As their coach what have the girls taught you?

Coach Bill: I think over time I have learned way more than they have learned because I have had the input of maybe 100 girls over 12 years since I've been at Roosevelt High. But they certainly have taught me the concept of never giving up.

Also, there are a lot of stories that didn't make it to this movie, girls conquering things that on different days they could have given up and lost it all. Certainly the central figure in the movie (Darnellia) is a never-give-up person.

They also taught me... (I like to say I knew this, but they taught me) the power of teenage spirit. When that teenage spirit starts to go crazy they don't need me anymore. They flower, they blossom, and they go crazy. The girls just chatter at each other, and if I were to say something I would just ruin that.

They taught me that no matter how bad things are, you can find a way to make them really positive. You know the old cliché, the silver lining. It's not the silver lining; it's a new lining and a brand new way of approaching a thing.

Ward: Darnellia has affected my life. If Darnellia was here, she would say I'm no hero. I just had a problem, and there was only one way to solve it, and I solved it.

Seven years is a long time to work on a single thing...

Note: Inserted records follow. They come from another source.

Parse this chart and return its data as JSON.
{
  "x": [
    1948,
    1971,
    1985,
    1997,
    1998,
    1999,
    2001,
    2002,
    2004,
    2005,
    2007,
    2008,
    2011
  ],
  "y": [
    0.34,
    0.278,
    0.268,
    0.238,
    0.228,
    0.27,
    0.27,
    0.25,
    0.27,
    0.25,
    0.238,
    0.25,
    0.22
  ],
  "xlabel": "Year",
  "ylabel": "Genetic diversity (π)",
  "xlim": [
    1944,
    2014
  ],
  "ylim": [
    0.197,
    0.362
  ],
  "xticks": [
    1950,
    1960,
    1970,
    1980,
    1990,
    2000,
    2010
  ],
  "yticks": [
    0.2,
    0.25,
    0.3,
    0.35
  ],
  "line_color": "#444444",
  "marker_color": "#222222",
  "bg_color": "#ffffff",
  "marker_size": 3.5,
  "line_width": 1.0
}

Ward: I just set out to make a film about the first season and this crazy tax person who took over this team. I was there year two to get a little pick-up footage, and Darnellia walked into the gym and I said "I've been waiting for you" and it evolved. There is no way I would have ever had said that or wanted to do that.

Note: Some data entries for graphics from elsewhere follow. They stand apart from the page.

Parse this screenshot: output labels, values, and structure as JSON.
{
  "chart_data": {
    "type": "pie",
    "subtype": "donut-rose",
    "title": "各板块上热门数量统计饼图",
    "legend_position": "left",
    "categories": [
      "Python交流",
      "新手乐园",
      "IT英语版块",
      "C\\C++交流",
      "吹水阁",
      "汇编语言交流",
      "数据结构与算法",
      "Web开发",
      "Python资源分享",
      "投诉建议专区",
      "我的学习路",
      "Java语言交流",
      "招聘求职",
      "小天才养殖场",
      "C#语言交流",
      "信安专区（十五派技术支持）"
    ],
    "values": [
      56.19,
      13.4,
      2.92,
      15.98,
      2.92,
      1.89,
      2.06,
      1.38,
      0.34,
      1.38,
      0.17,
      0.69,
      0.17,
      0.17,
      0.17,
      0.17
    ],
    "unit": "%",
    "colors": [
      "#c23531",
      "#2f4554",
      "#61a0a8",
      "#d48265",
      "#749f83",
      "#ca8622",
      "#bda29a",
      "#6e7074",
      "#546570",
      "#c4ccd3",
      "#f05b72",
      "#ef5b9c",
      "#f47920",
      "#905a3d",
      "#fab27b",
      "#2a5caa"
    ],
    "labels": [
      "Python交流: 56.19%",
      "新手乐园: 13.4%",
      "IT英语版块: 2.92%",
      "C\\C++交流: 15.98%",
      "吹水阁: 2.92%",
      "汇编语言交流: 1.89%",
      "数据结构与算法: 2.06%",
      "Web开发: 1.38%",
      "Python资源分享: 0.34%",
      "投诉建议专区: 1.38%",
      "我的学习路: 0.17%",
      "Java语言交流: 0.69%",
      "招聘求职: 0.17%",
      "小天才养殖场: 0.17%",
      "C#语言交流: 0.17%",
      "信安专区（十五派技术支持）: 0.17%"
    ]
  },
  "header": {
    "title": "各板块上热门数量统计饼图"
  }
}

I was going crazy after four years. I got to finish this up. I got to finish this up. Most of the time, I didn't know how to do that. People ask me how did I get this financed, but I didn't. I had a job on the side. Then an amazing thing happened. Over two hundred people came for a screening and just believed in what I was doing and gave me money. Teenage girls would give me twenty dollars. A family gave me 30 grand with no strings attached. They identified with passion and also just the spirit behind the...

Coach Bill: By the way, I called all those 200 people and now they are expecting a return. (jokingly)

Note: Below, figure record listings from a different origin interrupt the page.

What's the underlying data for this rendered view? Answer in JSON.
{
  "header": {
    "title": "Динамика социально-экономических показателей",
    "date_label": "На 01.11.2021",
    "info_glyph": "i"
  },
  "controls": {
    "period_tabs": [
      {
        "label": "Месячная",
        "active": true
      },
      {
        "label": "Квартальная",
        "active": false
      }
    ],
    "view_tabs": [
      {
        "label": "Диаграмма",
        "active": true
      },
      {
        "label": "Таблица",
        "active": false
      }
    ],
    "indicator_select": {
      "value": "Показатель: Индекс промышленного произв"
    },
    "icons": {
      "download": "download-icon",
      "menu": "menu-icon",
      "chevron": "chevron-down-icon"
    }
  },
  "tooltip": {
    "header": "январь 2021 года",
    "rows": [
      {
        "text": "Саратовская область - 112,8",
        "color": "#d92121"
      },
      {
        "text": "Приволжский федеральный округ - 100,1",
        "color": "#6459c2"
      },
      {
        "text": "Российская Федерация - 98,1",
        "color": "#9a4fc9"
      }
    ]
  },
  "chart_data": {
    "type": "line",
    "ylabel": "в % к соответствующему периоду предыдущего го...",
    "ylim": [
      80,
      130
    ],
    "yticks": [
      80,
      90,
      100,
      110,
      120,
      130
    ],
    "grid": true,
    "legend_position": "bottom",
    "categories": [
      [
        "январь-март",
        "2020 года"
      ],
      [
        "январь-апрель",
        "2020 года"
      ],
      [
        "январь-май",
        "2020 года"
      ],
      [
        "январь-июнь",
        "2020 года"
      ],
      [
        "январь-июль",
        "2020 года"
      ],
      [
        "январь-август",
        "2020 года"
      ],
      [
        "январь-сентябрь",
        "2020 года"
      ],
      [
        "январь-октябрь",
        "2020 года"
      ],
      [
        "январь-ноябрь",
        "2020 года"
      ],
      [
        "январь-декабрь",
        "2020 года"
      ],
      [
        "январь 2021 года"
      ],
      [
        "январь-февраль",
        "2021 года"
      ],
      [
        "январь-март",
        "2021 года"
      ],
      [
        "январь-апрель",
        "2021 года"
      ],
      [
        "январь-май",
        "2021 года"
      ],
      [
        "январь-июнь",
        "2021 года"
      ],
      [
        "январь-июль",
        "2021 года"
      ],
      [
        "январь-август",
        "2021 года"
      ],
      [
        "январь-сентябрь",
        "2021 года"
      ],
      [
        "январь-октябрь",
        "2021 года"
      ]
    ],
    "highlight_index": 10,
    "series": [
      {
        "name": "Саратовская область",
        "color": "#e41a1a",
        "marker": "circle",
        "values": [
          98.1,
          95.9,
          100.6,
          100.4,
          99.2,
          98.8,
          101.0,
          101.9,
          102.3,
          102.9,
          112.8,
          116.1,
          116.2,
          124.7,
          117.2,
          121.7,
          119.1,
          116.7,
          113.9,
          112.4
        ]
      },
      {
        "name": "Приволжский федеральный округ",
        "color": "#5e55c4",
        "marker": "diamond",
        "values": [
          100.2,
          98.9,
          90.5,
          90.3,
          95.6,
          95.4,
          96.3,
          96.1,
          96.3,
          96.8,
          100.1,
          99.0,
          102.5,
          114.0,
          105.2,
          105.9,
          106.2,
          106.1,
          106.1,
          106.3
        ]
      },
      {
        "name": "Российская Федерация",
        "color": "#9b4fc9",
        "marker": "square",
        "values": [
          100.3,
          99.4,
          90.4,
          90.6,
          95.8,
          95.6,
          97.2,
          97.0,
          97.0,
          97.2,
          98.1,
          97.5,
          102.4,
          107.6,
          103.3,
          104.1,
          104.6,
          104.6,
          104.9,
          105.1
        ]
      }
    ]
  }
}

Was there a moment when you said this was too big?

Ward: That was the thing; I had 200 hundred hours of footage over seven years. What was the storyline? How do I get from this place to that place? It took seven years to figure out and two and half years of editing.

Coach Bill: It took a genius move on you hiring a certain editor.

Ward: Yeah, editing is story-telling. Devon, in particular, was a girl who ends up being sexually preyed upon by a private basketball coach. That was someone that actually a number of people wanted me to take out, ‘Don't go there it's off the main course', but Devon did it and I did it for the same reason. I came forward so this doesn't happen to another girl.

That's a very interesting element of the story because when you are watching it you feel a little complicit...

Director: Yeah

And with that knowledge you say, of course, the writing was on the wall all along.

Ward: We didn't know it until she came forward two months later.

Coach Bill: All of us have second-guessed ourselves and probably always will.

Let's talk about Darnellia. Where is Darnellia now?

Ward: Darnellia is on the verge of finishing up on her second year of a two-year college. When she graduates there will be a lot of four-year colleges interested in her.

What else are you working on?

Ward: Right now, the screen adaptation. We are working on more of a character-driven story.

Coach Bill: He's saying that because I am not good looking enough for that story.

Ward: I will always keep my finger in the documentary world and there are two or three ideas I would like to do. The main project is the adaptation of this.

Coach Bill: So going back to being a CPA is out of the question.

So what do you think the Hollywood version of this movie will be called?

Ward: The working title we are using is IN THEIR EYES.

Coach: MY favorite thing about the process is that this guy is working 24/7 and whenever he misses a practice, I will call him over and say, "You will not believe what you missed in practice today."